I’ve tried enough task managers to know that the search for the perfect one is its own kind of procrastination. You spend time moving tasks between apps instead of actually doing them, and at some point you have to just pick something and stop.
Here’s how I got there.
Apple Reminders was fine for a while, in the way that anything simple and already-on-your-phone tends to feel fine. But fine doesn’t mean enough, and as soon as work started mixing in with personal stuff, it started feeling cramped. There was no real structure, no priorities that meant anything, no easy way to see what actually mattered on a given day.

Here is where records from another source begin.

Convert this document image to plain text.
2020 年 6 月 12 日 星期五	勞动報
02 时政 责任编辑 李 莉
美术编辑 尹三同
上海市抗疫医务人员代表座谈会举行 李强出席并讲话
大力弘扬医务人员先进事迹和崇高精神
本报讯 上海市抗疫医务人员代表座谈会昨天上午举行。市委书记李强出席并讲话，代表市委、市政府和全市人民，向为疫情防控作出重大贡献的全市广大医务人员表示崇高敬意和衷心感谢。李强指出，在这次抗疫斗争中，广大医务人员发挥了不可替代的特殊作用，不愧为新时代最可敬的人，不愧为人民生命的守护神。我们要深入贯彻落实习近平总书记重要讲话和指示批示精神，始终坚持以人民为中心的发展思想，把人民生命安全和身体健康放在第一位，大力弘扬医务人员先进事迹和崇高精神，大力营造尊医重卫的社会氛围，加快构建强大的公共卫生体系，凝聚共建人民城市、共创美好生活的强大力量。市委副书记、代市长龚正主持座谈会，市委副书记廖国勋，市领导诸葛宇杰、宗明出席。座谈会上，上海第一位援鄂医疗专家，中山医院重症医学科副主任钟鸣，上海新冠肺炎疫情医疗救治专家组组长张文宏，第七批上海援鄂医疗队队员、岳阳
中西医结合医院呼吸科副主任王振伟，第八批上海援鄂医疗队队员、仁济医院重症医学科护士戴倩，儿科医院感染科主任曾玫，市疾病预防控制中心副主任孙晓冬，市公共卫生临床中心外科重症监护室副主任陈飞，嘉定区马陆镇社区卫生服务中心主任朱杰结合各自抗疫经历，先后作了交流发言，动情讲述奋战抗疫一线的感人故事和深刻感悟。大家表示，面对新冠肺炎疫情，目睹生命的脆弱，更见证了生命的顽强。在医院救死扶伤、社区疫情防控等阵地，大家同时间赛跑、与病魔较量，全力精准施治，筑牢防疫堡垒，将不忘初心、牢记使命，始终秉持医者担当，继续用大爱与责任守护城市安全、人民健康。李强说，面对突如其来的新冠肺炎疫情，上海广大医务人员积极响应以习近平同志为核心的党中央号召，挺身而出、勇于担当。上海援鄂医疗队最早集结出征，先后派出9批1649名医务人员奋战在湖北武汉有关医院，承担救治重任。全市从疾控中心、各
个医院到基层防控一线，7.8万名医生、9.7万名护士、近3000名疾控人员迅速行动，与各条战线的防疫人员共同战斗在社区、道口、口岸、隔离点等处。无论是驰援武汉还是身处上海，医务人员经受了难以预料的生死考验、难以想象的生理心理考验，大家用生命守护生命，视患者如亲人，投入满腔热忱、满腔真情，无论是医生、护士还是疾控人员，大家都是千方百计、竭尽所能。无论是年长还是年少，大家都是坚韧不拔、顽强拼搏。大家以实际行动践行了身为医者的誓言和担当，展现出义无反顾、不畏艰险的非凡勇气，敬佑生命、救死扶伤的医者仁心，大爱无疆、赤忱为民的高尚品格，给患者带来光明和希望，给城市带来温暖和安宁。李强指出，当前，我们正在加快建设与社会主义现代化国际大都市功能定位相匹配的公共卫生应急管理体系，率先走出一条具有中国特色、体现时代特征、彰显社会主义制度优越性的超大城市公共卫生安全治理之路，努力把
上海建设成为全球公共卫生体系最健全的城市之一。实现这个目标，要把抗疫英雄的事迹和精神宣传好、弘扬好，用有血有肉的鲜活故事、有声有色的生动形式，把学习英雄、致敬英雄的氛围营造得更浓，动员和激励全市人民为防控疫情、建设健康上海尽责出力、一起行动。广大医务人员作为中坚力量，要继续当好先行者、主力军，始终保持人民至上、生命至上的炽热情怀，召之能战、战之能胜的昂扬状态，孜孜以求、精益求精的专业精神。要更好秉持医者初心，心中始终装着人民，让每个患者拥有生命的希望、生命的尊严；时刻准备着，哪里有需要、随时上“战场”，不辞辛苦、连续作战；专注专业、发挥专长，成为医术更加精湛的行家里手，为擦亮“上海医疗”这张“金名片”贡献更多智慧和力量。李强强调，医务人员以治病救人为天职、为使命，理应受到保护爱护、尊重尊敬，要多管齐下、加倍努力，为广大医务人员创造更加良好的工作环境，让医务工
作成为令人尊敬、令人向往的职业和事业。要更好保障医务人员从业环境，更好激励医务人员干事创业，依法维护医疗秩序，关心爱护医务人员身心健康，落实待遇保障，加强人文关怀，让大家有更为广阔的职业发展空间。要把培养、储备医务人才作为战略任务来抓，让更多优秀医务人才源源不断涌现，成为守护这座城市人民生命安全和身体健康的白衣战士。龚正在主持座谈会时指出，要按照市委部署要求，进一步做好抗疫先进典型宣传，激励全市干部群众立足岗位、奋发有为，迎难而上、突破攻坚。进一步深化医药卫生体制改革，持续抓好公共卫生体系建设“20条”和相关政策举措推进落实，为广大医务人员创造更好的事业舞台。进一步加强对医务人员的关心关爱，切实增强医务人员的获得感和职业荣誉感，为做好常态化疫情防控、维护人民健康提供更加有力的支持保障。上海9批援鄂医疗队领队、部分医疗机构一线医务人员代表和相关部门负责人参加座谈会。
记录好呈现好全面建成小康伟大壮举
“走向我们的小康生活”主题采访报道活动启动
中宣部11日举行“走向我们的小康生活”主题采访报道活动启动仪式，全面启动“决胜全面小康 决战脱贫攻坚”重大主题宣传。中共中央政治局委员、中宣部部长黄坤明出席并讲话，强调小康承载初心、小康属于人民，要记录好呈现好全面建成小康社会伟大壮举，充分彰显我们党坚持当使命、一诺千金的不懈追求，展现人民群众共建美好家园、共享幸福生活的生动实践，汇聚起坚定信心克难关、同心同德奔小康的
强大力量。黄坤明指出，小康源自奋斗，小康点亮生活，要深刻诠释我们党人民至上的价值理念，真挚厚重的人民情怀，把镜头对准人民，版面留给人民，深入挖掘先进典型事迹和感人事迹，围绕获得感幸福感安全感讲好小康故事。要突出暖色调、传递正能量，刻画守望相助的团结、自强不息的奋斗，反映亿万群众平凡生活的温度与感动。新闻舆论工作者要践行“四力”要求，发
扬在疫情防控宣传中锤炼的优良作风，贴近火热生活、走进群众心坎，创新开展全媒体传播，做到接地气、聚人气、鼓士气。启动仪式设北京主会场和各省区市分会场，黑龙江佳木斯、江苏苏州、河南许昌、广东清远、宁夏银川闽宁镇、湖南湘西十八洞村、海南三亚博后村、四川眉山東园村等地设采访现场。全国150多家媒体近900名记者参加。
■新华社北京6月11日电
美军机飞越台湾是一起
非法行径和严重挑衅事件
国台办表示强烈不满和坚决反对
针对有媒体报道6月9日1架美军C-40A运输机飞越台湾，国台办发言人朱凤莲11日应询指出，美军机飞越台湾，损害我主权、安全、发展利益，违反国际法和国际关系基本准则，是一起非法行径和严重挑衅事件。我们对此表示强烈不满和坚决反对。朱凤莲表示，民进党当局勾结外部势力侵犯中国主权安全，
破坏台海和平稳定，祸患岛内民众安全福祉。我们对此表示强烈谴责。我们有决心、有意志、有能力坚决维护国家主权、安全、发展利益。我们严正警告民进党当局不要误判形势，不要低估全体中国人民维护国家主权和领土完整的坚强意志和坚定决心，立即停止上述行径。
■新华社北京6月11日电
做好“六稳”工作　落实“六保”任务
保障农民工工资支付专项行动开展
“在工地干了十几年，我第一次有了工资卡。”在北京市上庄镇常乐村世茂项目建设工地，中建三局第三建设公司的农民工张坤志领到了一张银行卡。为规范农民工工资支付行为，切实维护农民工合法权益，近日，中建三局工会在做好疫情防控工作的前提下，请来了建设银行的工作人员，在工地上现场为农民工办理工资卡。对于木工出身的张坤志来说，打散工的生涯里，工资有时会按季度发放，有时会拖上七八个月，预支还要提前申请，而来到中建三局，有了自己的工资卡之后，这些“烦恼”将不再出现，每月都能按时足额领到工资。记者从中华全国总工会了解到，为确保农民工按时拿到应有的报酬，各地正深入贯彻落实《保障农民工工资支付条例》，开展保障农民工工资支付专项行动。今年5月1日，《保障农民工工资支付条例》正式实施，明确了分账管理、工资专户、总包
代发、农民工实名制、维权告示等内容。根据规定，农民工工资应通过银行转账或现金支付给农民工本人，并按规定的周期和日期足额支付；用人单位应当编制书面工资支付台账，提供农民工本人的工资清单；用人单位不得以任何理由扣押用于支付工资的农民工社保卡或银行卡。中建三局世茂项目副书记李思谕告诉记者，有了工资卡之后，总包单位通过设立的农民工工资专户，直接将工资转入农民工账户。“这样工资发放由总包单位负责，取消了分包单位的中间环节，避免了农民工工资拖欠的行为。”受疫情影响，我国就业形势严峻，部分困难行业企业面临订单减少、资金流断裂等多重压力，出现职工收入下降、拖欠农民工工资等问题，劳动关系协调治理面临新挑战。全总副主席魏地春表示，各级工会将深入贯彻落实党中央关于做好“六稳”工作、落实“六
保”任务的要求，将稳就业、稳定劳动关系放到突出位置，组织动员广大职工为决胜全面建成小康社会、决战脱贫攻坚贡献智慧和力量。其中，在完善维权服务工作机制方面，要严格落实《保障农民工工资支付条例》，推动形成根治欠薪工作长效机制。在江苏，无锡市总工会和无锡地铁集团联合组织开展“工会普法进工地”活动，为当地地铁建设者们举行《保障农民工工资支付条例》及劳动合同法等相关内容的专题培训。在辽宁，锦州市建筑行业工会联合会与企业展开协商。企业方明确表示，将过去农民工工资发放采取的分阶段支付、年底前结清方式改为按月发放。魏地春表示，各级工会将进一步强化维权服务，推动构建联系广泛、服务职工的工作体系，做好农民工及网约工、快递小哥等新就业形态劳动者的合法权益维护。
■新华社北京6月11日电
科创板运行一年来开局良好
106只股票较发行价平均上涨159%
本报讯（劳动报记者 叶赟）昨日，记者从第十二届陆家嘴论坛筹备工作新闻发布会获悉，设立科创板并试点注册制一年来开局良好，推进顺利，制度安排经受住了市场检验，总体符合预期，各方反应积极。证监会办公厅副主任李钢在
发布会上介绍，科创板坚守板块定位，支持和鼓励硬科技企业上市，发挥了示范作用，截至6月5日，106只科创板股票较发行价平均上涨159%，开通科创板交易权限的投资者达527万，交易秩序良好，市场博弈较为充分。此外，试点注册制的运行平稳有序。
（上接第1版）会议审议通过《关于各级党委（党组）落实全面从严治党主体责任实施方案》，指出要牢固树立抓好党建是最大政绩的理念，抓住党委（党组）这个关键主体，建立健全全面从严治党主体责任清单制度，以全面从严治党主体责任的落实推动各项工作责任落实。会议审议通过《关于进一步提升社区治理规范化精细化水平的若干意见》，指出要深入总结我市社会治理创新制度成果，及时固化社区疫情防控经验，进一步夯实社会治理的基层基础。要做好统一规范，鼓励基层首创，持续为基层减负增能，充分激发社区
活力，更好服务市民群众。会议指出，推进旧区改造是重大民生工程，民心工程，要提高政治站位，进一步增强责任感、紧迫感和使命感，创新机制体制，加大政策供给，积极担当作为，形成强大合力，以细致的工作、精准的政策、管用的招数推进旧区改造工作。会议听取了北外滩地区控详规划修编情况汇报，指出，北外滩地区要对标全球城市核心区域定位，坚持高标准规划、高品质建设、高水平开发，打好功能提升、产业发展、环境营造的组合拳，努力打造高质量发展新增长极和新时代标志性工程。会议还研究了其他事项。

It still lives on my phone for grocery lists and the occasional “don’t forget to call” reminder, but that’s the ceiling and it’s a low one.
Notion looked like it had no ceiling at all, and that turned out to be the problem. I spent more time designing my task system than actually using it. Every week brought a new template, a new database view, a new set of properties that felt like the right abstraction until it didn’t. The flexibility was real, but it kept pulling me toward tweaking instead of working. Once a task manager turns into a hobby project, it stops functioning as a task manager.
Linear was genuinely impressive: clean, fast, well-designed. I liked using it. But it’s built for engineering teams running sprints and managing backlogs at scale, and I was paying for all of that whether I needed it or not. When I realized I was barely using a fraction of what the subscription cost, it stopped making sense to keep going. I didn’t go back.
Things was the one that hurt a bit to walk away from. Beautiful app, thoughtful design, clearly built by people who care deeply about how productivity software feels. But the price stung, and once I had it I kept worrying I wasn’t using it right, which is a strange thing to feel about a to-do list. The app quietly became something I felt guilty about not using to its full potential, and that’s the opposite of what a task manager should do.
Then there’s Todoist.
It doesn’t do anything I haven’t seen before, and the design feels fine in a quiet, unobtrusive way. Not beautiful, not ugly, just there. The features feel like exactly enough, and that’s what finally made it click for me. I’m not fighting the tool or designing around it. I set up a few projects, a few labels, and I just… use it. Personal tasks live alongside work tasks, and the split feels natural rather than forced, like two halves of the same ongoing list.
There are three of us on the team, so it’s not a big operation and the workflow isn’t complex. Todoist handles shared projects without requiring everyone to learn a new system or buy into a whole ecosystem, and it’s the kind of tool that doesn’t demand your full attention just to function.
I’m not saying it’s the best option in the abstract. I’m saying it feels like the right balance for what I actually do, and after bouncing between apps long enough, “right balance” starts to feel like exactly what you were looking for all along.